Timing is everything – trigger events lose relevance quickly. Acting within the first 48 hours can boost conversion rates by up to 21× compared to delayed outreach.

Connecting Predictive Models to Your Tech Stack

Once your predictive model scores leads, integration ensures these insights drive real-time actions in your CRM. By connecting signal trackers to platforms like Salesforce or HubSpot, as well as sales engagement tools like Outreach or Salesloft, you can reduce research time per lead from 30 minutes to just two.

Modern sales teams use Daily SDR Playbooks, which compile overnight triggers into prioritized tasks with ready-to-use messaging templates. For example, when a Tier 1 signal – like a pricing page visit or a decision-maker’s job change – comes through, the system automatically creates a CRM task, pulls in relevant details, and suggests a tailored outreach message. This ensures personalized and coordinated communication across your team.

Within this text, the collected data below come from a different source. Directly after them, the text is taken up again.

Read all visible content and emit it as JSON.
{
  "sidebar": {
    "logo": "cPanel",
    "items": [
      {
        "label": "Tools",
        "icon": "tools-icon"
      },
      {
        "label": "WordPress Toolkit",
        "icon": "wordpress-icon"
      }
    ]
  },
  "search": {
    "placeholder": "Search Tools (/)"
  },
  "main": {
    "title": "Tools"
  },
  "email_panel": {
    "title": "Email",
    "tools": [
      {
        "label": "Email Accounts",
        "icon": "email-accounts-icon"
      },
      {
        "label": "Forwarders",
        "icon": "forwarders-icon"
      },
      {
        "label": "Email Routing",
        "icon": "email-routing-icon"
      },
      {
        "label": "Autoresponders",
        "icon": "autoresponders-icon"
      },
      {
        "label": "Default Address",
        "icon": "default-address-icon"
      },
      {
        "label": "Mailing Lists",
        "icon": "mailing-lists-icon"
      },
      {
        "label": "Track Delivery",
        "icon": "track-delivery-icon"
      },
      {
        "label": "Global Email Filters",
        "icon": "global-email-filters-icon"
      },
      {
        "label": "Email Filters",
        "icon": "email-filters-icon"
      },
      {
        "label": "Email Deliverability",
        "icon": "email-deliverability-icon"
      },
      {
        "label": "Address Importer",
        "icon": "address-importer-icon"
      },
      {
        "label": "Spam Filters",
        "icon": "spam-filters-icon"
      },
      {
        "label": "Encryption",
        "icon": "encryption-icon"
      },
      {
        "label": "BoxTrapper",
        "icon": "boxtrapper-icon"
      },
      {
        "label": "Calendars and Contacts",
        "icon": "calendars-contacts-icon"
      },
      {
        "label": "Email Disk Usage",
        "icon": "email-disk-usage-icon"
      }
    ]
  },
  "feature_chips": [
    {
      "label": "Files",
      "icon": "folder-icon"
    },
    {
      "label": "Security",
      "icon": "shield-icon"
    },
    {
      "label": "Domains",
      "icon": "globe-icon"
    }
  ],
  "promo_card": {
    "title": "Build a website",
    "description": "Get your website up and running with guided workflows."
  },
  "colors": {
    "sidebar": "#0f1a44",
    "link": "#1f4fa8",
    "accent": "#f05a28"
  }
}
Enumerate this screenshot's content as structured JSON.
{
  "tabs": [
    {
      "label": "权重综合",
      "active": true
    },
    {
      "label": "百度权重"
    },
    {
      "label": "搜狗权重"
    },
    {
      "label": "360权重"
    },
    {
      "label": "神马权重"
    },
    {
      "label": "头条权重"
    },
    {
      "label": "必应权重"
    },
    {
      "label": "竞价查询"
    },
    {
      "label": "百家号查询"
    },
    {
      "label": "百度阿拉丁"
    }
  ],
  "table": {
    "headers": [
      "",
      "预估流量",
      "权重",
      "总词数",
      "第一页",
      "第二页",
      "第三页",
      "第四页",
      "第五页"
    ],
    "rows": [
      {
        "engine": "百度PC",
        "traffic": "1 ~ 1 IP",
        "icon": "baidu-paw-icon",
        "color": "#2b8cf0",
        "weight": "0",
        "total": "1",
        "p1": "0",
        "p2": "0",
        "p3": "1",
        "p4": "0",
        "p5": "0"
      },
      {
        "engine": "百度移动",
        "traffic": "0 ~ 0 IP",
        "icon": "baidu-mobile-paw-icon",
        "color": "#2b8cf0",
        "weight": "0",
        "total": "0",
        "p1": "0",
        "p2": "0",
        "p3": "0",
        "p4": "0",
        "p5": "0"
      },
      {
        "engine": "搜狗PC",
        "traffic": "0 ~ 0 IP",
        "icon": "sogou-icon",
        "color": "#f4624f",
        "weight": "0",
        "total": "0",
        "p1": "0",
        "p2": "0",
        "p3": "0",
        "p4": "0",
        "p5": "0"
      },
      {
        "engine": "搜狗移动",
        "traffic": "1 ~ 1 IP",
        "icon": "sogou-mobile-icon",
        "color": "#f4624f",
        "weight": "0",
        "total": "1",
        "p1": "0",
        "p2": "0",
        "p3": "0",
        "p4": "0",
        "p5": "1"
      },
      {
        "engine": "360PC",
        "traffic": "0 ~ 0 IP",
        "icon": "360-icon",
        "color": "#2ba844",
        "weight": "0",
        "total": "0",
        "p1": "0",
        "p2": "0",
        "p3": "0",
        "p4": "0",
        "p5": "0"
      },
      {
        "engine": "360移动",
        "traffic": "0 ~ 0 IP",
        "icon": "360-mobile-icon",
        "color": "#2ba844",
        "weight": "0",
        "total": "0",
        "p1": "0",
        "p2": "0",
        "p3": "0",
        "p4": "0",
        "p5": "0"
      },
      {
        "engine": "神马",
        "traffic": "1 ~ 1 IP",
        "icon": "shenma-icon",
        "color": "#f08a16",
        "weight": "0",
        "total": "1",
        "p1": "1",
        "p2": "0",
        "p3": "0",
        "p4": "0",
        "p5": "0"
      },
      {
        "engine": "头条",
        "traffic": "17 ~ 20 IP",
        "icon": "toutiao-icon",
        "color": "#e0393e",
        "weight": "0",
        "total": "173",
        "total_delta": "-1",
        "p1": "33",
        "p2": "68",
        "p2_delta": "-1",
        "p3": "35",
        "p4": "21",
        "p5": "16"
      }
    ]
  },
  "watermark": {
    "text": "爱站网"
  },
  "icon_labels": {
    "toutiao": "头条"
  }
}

At M Studio / M Accelerator, we specialize in building automated systems that integrate tools like N8N, Make, OpenAI, and CRMs into cohesive workflows. Through our Elite Founders program, we work with founders to implement these automations, making them operational in their businesses right away. The result? Trigger-based outreach with reply rates of 15–25%, compared to 1–3% for traditional cold outreach. Sales cycles are cut in half, and conversion rates increase by 40% – a game-changer for proactive B2B strategies.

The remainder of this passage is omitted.